- 04. June 2013 - Dolphin-Emu
So, some people may have been aware that i am reworking the DSP LLE JIT of Dolphin-Emu. My main goal is to enable better optimizations during recompiling. To accomplish that, the original JIT has been split into a parser, optimizer and emitter, using a graph structure describing the instruction flow in between.
But first, let me step back a bit and explain the mess i just wrote(If you are already familiar with the acronyms used above, you can skip this paragraph). Dolphin-Emu is an emulator that emulates the Nintendo GameCube and Wii hardware. On these consoles, the Digital Signal Processor(DSP) is usually used to produce and reprocess audio signals. The DSP can be instructed to load a program(also called microcodes or ucodes) from main system memory. There are only few different programs in use. In emulation, there are two classes of emulation strategies: High Level Emulation(HLE) or Low Level Emulation(LLE). HLE recognizes programs or parts of programs and replaces them with native functions, while LLE uses the program itself to replicate the behavior of the real processor. With LLE, the programs can be either interpreted sequentially, one DSP instruction at a time, or recompiled from DSP instruction set to host machine instruction set in part or whole. If the program parts only are recompiled when they are needed, the program parts are recompiled Just In Time(JIT).
The DSP instruction set has many specialized instructions, like special instructions to form loops and instructions that (1)store a value from register to memory, (2) process contents of registers into another registers and (3)load a value from memory into a register, all in the same instruction. Loops are used quite a lot, and leaving the recompiled code and finding the place to reenter seems to be costly.
The original (and still only shipping) DSP LLE JIT recompiler goes through the code one instruction at a time, until it either hits a branch instruction or the maximum block size. There are some optimizations happening already, like keeping guest registers in host registers for as long as possible, but these need to work with the linear processing of the DSP instructions.
This way of doing business prevents some useful optimizations, like globally determining the value of certain registers. It is better to have a whole program block in some kind of intermediate representation, so the properties of instructions can be easily determined and the instruction flow easily manipulated. For this, the split into a parser, optimizer and emitter seems logical.
The parsers job is similar to the job of the original recompiler. But instead of creating an instruction stream for use by the host processor, it builds a graph of the instruction flow, containing all the information necessary for emitting it. It also inserts some special instructions used to check for interrupts and loop ends.
The Emitter just takes the "graph"(at this point, it has to be a linear chain of instructions, except for branches) and emits the host instruction stream for that. It handles branching, recombining and looping instruction flows mostly by itself(the actual branch still happens in the instruction emitter).
The optimization step is where all the interesting stuff happens. There are three things it is required to do before the emitter can do its job:
- The instructions must be broken down into their constituents, that is, each instruction accessing a guest register gets split into guest loading instructions, executing instructions and guest storing instructions. The multi-action instructions mentioned above already get split up into parallel graph parts during parsing.
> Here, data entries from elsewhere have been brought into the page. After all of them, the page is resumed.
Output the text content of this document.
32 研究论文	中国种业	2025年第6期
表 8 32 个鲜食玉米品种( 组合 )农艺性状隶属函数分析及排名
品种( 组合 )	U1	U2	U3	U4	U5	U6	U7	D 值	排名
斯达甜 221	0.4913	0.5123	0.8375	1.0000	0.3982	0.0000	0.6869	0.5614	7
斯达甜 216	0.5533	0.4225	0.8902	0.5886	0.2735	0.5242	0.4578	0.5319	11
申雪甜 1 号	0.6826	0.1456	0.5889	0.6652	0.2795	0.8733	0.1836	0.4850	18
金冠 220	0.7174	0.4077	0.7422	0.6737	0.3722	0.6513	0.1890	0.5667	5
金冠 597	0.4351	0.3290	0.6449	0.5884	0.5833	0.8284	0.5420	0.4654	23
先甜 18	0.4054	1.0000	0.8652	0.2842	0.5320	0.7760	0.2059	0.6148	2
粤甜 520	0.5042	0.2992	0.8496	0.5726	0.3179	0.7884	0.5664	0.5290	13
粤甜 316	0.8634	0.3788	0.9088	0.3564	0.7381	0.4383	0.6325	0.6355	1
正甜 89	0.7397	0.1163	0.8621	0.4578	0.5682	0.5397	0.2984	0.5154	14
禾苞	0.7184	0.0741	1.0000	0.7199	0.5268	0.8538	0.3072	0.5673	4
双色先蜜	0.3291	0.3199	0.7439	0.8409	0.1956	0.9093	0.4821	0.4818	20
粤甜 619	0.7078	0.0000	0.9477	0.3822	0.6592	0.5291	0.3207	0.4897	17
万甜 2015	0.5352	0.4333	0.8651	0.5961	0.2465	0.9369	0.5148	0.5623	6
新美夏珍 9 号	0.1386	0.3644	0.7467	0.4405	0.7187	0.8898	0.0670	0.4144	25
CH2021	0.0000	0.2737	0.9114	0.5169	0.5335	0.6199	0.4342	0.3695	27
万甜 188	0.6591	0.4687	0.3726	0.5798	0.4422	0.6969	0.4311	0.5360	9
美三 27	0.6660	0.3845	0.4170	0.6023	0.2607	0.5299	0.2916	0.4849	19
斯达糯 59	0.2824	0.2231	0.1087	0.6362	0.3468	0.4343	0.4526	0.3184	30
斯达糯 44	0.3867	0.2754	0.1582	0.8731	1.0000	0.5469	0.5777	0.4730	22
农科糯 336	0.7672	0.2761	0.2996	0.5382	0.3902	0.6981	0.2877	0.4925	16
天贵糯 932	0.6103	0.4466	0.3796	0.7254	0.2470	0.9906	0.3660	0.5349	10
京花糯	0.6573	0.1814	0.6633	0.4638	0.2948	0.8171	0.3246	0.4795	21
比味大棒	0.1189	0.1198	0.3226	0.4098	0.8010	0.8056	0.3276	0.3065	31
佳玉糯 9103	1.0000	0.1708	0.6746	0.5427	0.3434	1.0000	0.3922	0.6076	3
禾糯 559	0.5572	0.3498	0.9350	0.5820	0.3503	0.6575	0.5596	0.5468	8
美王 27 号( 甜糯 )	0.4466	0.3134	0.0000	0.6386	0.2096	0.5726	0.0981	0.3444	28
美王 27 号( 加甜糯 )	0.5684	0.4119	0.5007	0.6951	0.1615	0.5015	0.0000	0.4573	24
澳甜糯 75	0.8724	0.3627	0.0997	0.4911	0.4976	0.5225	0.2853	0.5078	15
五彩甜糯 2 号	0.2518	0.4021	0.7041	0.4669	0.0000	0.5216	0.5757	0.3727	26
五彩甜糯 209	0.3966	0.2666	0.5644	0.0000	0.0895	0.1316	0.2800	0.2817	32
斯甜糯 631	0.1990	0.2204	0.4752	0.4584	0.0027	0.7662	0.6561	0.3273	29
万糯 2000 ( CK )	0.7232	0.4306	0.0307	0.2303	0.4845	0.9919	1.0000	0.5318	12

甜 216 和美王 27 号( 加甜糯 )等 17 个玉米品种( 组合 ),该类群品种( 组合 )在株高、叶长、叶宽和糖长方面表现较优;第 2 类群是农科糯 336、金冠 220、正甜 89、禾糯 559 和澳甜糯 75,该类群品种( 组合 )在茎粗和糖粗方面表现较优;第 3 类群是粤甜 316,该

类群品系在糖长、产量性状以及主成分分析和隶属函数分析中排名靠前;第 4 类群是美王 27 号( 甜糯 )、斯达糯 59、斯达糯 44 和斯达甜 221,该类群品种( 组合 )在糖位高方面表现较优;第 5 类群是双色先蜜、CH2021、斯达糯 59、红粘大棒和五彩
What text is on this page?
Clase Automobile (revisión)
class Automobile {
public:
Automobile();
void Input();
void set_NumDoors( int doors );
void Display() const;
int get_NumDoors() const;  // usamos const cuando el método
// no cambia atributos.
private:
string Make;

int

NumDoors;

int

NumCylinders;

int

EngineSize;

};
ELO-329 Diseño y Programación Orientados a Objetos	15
- The instructions must be linearized, leaving only boring linear graph segments(with the exception of branching).
- Host registers must be assigned to the instructions in the graph.
Currently, these steps are implemented, along with some simple constant propagation mechanisms. Performance is the same as or better than the original JIT, although host register lifetime is still limited to single instructions, i.E. the used guest registers get loaded and stored for every instruction.